Ask HN: Do I really need a nontechnical person? - fachoper

I and my friend got an idea that can be very valuable if implemented nicely. I am the technical person and he is a business person.<p>Since I already had something to work when we thought about this project, I said to my friend that he should have matured details as I was finishing my task and getting my hands dirty with the required technologies.<p>Pretty long time has passed and although I am fully ready now to develop, he didn't do his homework and the model isn't even ready.<p>In short, if he doesn't help me for the business model, where else can he help me? I think, no where! Is it better to leave him and continue myself?
======
trueneverland
You probably didn't mean to phrase it as "technical vs nontechnical", and more
so your friend but it could come off that way for some.

This is more specifically your friend not doing his job than it is about a
nontechnical vs technical person, just that he happens to be the person that
was suppose to be responsible for the non-technical parts of the idea right?
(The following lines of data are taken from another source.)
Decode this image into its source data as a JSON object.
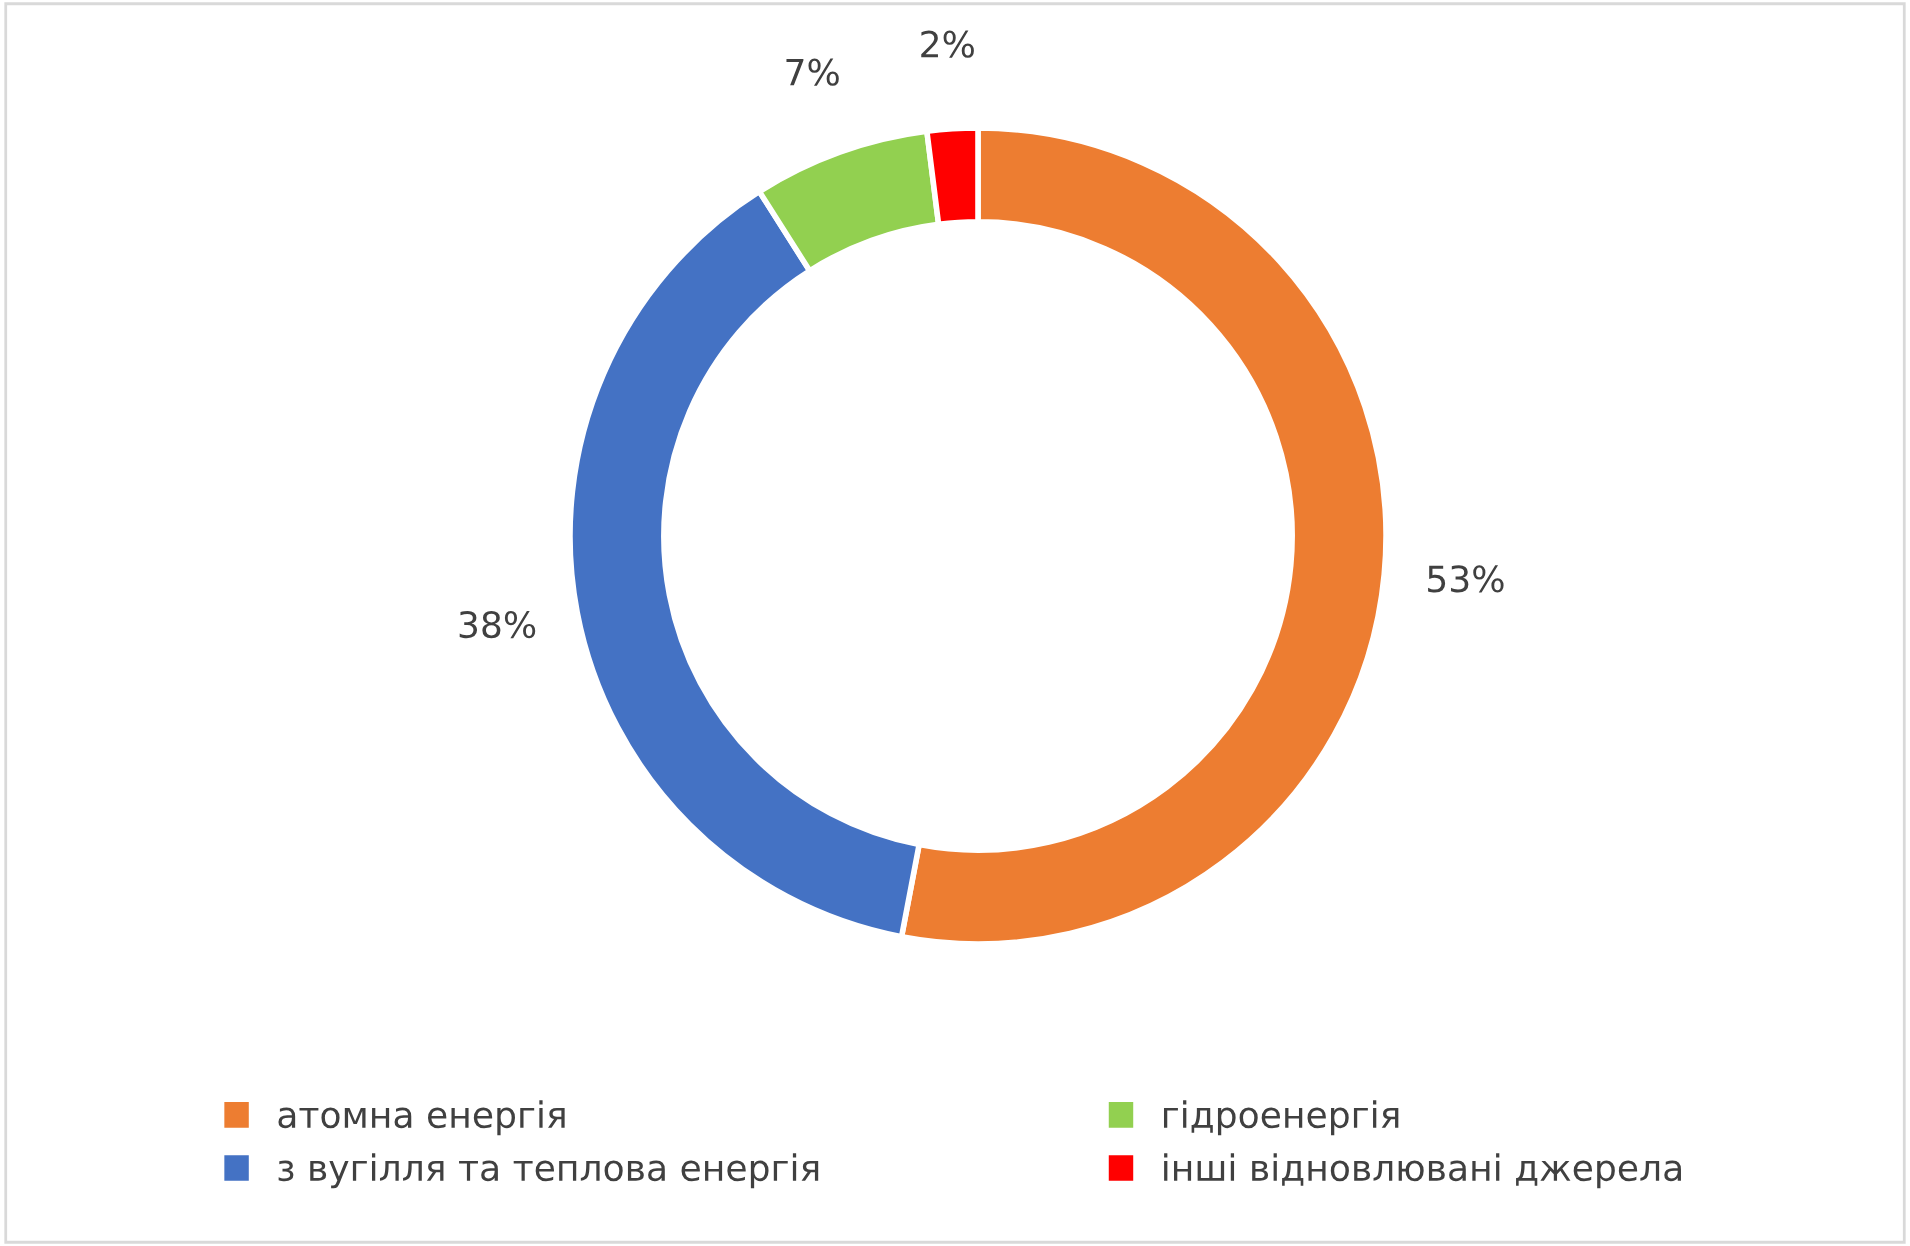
{
  "chart_data": {
    "type": "donut",
    "categories": [
      "атомна енергія",
      "з вугілля та теплова енергія",
      "гідроенергія",
      "інші відновлювані джерела"
    ],
    "values": [
      53,
      38,
      7,
      2
    ],
    "colors": [
      "#ed7d31",
      "#4472c4",
      "#92d050",
      "#ff0000"
    ],
    "value_labels": [
      "53%",
      "38%",
      "7%",
      "2%"
    ],
    "legend": "bottom"
  }
}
My advice is if you're clearly not happy with what he is doing, cut him loose,
move on.

------
klein0891
If he's pretty much a drag, I'd say drop him. Your partner must share the same
vigor as you do in building up a business.
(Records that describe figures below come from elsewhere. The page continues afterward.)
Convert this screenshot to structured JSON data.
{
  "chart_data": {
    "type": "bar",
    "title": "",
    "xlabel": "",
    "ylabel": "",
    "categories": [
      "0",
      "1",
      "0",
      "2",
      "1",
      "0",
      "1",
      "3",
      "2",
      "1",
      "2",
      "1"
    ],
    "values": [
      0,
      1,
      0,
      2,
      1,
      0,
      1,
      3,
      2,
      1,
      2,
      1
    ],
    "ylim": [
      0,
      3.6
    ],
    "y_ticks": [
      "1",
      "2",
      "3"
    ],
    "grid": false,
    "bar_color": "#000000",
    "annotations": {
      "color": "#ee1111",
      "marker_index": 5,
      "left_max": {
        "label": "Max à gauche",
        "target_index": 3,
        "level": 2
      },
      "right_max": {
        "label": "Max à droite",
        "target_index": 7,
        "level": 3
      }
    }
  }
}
Edit: I remember partnering up with a close friend of mine to build a website.
He kept procrastinating simple tasks which got me frustrated. It was even
hurting our friendship. I finally worked on the tasks myself and never brought
up serious website discussions with him again. We are still good friends now,
though.

------
patrickmclaren
My advice is stop looking at him as an involved "nontechnical person", and
start looking at him as a friend again, only one who is currently not helping
you, and maybe even leeching off of you, to some extent; cut him loose.

------
benologist
He's either de-prioritized what you're doing "together" or he's just talk,
either way don't start with someone who isn't or can't or won't be as
committed as you.

------
ivanb
It sounds like you already know the answer.